Volete andarvene anche voi? Terribile domanda che il Signore rivolge agli apostoli che lo stavano seguendo. In questa domenica il Vangelo di Giovanni porta a conclusione il lungo discorso sul pane di vita, iniziato sul lago con la moltiplicazione dei pani e dei pesci. È un cammino essenziale, quasi una seconda Pasqua, per capire il senso della testimonianza cristiana. Quanto è difficile accettare la parola di Gesù, quanto ci mette in difficoltà ogni volta che l’ascoltiamo. Nel suo discorso aveva detto di essere “il pane disceso dal cielo, e che avrebbe dato la sua carne come cibo e il suo sangue come bevanda, alludendo così chiaramente al sacrificio della sua stessa vita”, come ricorda Francesco all’Angelus. Parole che suscitano delusione nella gente, “persino i discepoli non riescono ad accettare quel linguaggio inquietante del maestro”.
Le mormorazioni… La parola è dura, chi può ascoltarla. Nella vita di ogni giorno è facile tornare indietro, scegliere di seguire una scorciatoia più comoda, le nostre comode convinzioni, in un mondo in cui tutto viene considerato relativo.
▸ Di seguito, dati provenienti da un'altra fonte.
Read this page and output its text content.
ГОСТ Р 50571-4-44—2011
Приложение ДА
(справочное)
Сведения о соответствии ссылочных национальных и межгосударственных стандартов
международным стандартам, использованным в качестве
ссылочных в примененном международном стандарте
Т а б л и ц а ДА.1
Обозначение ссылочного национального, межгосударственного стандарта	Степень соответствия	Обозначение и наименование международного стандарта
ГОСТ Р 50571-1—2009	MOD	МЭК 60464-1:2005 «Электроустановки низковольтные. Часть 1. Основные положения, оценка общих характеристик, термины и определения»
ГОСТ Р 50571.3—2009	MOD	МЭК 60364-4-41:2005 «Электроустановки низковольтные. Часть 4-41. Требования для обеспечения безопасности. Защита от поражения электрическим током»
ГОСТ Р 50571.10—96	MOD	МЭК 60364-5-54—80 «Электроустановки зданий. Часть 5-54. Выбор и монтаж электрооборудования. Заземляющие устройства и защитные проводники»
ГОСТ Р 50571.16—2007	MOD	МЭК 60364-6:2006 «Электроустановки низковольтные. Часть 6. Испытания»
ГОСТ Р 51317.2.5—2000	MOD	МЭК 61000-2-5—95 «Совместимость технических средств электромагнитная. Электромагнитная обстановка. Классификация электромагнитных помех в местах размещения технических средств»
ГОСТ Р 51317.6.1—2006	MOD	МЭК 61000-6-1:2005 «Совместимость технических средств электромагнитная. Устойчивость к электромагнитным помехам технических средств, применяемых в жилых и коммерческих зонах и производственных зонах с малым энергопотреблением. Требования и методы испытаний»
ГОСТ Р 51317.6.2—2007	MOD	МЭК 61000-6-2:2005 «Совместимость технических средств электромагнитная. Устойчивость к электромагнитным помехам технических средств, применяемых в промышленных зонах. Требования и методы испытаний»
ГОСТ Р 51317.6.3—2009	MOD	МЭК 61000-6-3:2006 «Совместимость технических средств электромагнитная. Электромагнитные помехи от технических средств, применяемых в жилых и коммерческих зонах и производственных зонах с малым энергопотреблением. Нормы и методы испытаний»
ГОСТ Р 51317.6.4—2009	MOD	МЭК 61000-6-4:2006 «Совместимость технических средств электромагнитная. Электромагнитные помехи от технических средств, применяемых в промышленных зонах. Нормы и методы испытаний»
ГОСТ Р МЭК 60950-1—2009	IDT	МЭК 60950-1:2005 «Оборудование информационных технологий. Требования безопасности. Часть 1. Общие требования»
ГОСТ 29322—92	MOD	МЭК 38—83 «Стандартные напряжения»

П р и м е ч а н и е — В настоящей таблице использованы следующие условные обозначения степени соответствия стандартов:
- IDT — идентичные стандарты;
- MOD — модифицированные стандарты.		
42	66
È l’immagine della società liquida di Bauman, una vita frenetica e costretta ad adeguarsi al gruppo per non sentirsi esclusa. Un grande teologo protestante Dietrich Bonhoeffer, nel celebre sermone su Geremia, in un tempo in cui la Germania stava vivendo l’occupazione del potere da parte di Hitler prima dell’esplosione del secondo conflitto mondiale, parlava del profeta come di chi è prigioniero di Dio: “è la via dell’uomo che Dio non lascia più libero, che non si libera più di Dio”. Parole forti, intessute della sua vicenda personale che lo avrebbe portato a morire nei campi di concentramento nazisti. Parole che hanno un richiamo: essere discepoli significa seguire, Gesù, stare con lui, ascoltarlo; essere sempre con lui, che mai ci abbandona. Come ricorda Francesco, “legarsi a lui, in un vero rapporto di fede e di amore, non significa essere incatenati, ma profondamente liberi, sempre in cammino”.
Spesso alle prime difficoltà ci tiriamo indietro. Abbandonare appunto; ma la parola del credente è servire, perché la fede non è un insieme di nozioni, ma una parola che si fa vita, ascolto, obbedienza, servizio, appunto. La differenza cristiana, come ricorda padre Enzo Bianchi, priore di Bose, è proprio l’ascolto della parola di Dio che lo trasforma “e lo rende eloquente nella compagnia degli uomini, lo abilita a mostrare l’evangelo vissuto, fatto carne e vita”.
Ma torniamo al discorso di Gesù. I discepoli lo avevano capito bene, dice il Papa ai fedeli, talmente bene “che non vogliono ascoltarlo, perché è un discorso che mette in crisi la loro mentalità. Sempre le parole di Gesù ci mettono in crisi, per esempio davanti allo spirito del mondo, alla mondanità”. Gesù “non fa sconti e non attenua le sue parole, anzi costringe a fare una scelta precisa: o stare con lui o separarsi da lui, e dice ai dodici: volete andarvene anche voi?”. Ed ecco la sorpresa della confessione di Pietro, dieci parole importanti: “Signore, da chi andremo? Tu hai parole di vita eterna”. Il problema di fondo – ricorda Papa Francesco – non è andare e abbandonare l’opera intrapresa, ma è da chi andare. Da quell’interrogativo di Pietro, noi comprendiamo che la fedeltà a Dio è questione di fedeltà a una persona, con la quale ci si lega per camminare insieme sulla stessa strada. E questa persona è Gesù”.
Le parole di Pietro sono la professione di fede di un uomo che ha trovato nel Signore il senso della sua vita. Perché, come ricorda Francesco, “tutto quello che abbiamo nel mondo non sazia la nostra fame d’infinito”. Credere nel Signore “significa fare di lui il centro, il senso della nostra vita. Cristo non è un elemento accessorio: è il pane vivo, il nutrimento indispensabile”. Si rivolge ai fedeli: “chiedetevi chi è Gesù per me? È un nome, un’idea, soltanto un personaggio storico? O è veramente quella persona che mi ama che ha dato la sua vita per me e cammina con me?”